Questa pagina è disponibile solo in inglese

Vendor Evaluation

Build vs Buy: What to Demand from IDP Vendors

A practical evaluation framework for insurance teams evaluating claims automation solutions

February 2025

15 min read

Strategic Guide

The Wrong Question

“Should we build or buy our claims AI?”

This is the wrong question. Vendors will show you polished demos. Your developers will promise they can “just use GPT-4.” Neither perspective captures reality.

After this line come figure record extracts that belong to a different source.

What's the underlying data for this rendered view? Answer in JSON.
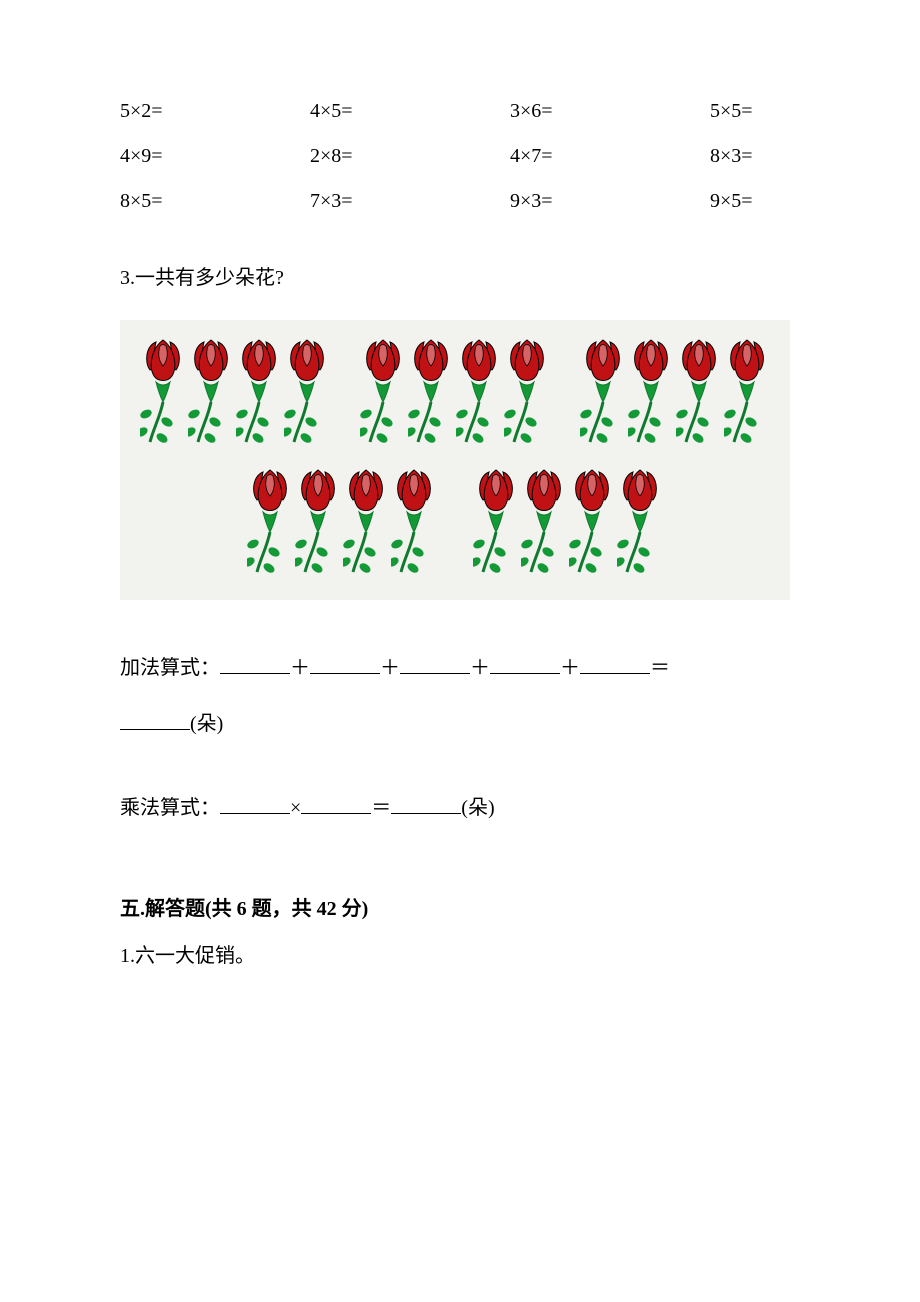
{
  "equations": {
    "rows": [
      [
        "5×2=",
        "4×5=",
        "3×6=",
        "5×5="
      ],
      [
        "4×9=",
        "2×8=",
        "4×7=",
        "8×3="
      ],
      [
        "8×5=",
        "7×3=",
        "9×3=",
        "9×5="
      ]
    ]
  },
  "q3": {
    "label": "3.一共有多少朵花?",
    "flowers": {
      "groups_row1": 3,
      "groups_row2": 2,
      "per_group": 4,
      "petal_color": "#c01214",
      "stem_color": "#0f7a2e",
      "leaf_color": "#139a36",
      "background": "#f2f2ef"
    },
    "addition_label": "加法算式：",
    "addition_ops": [
      "＋",
      "＋",
      "＋",
      "＋",
      "＝"
    ],
    "unit": "(朵)",
    "multiplication_label": "乘法算式：",
    "mult_ops": [
      "×",
      "＝"
    ]
  },
  "section5": {
    "title": "五.解答题(共 6 题，共 42 分)",
    "q1": "1.六一大促销。"
  }
}
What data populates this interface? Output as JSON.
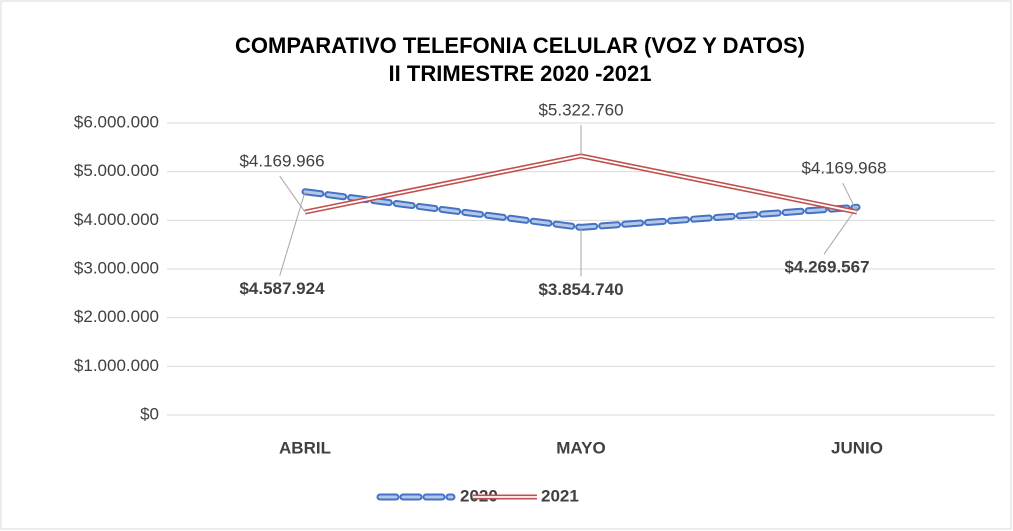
{
  "chart_data": {
    "type": "line",
    "title": "COMPARATIVO TELEFONIA CELULAR (VOZ Y DATOS)",
    "subtitle": "II TRIMESTRE 2020 -2021",
    "categories": [
      "ABRIL",
      "MAYO",
      "JUNIO"
    ],
    "series": [
      {
        "name": "2020",
        "color": "#4472c4",
        "values": [
          4587924,
          3854740,
          4269567
        ],
        "value_labels": [
          "$4.587.924",
          "$3.854.740",
          "$4.269.567"
        ]
      },
      {
        "name": "2021",
        "color": "#c0504d",
        "values": [
          4169966,
          5322760,
          4169968
        ],
        "value_labels": [
          "$4.169.966",
          "$5.322.760",
          "$4.169.968"
        ]
      }
    ],
    "ylim": [
      0,
      6000000
    ],
    "yticks": [
      {
        "value": 0,
        "label": "$0"
      },
      {
        "value": 1000000,
        "label": "$1.000.000"
      },
      {
        "value": 2000000,
        "label": "$2.000.000"
      },
      {
        "value": 3000000,
        "label": "$3.000.000"
      },
      {
        "value": 4000000,
        "label": "$4.000.000"
      },
      {
        "value": 5000000,
        "label": "$5.000.000"
      },
      {
        "value": 6000000,
        "label": "$6.000.000"
      }
    ],
    "grid": true,
    "legend": "bottom"
  }
}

The right question: What do you need to be true for this to work in production, and who can actually make it true?

We've worked through 47 evaluation iterations on a claims automation pipeline, watching accuracy climb from 18% to 98%. Along the way, we documented every failure mode, every false assumption, and every hard-won lesson. Here's how to evaluate claims AI vendors without getting fooled by demos.

When to Build

Build is a capability investment, not a cost savings. Choose it for strategic reasons, not fear of vendors.

Build Makes Sense When:

Your policy logic is genuinely unique. If your coverage rules can't be configured in a vendor product, you'll fight their system forever.
You have ML engineering capacity, and retention. One departing engineer shouldn't cripple your system.
Claims processing is your competitive advantage. Some insurers differentiate on claims speed. Most don't.
Regulatory requirements demand full control. Swiss and EU data residency, audit trails, explainability: some regulators want everything in-house.
You're prepared for 12-18 months before production. That's realistic. Our 47 iterations took 2 months of focused work.

Build Traps to Avoid:

“We'll just use GPT-4.”

You'll hit the same accuracy ceiling everyone else does. Our baseline LLM-only approach achieved 18% accuracy. Not 80%. Not 60%. Eighteen percent.

“Our developers can figure it out.”

Claims domain is deep. German compound words like Abgasrückführungsventil (exhaust gas recirculation valve) require automotive vocabulary that doesn't come from Stack Overflow.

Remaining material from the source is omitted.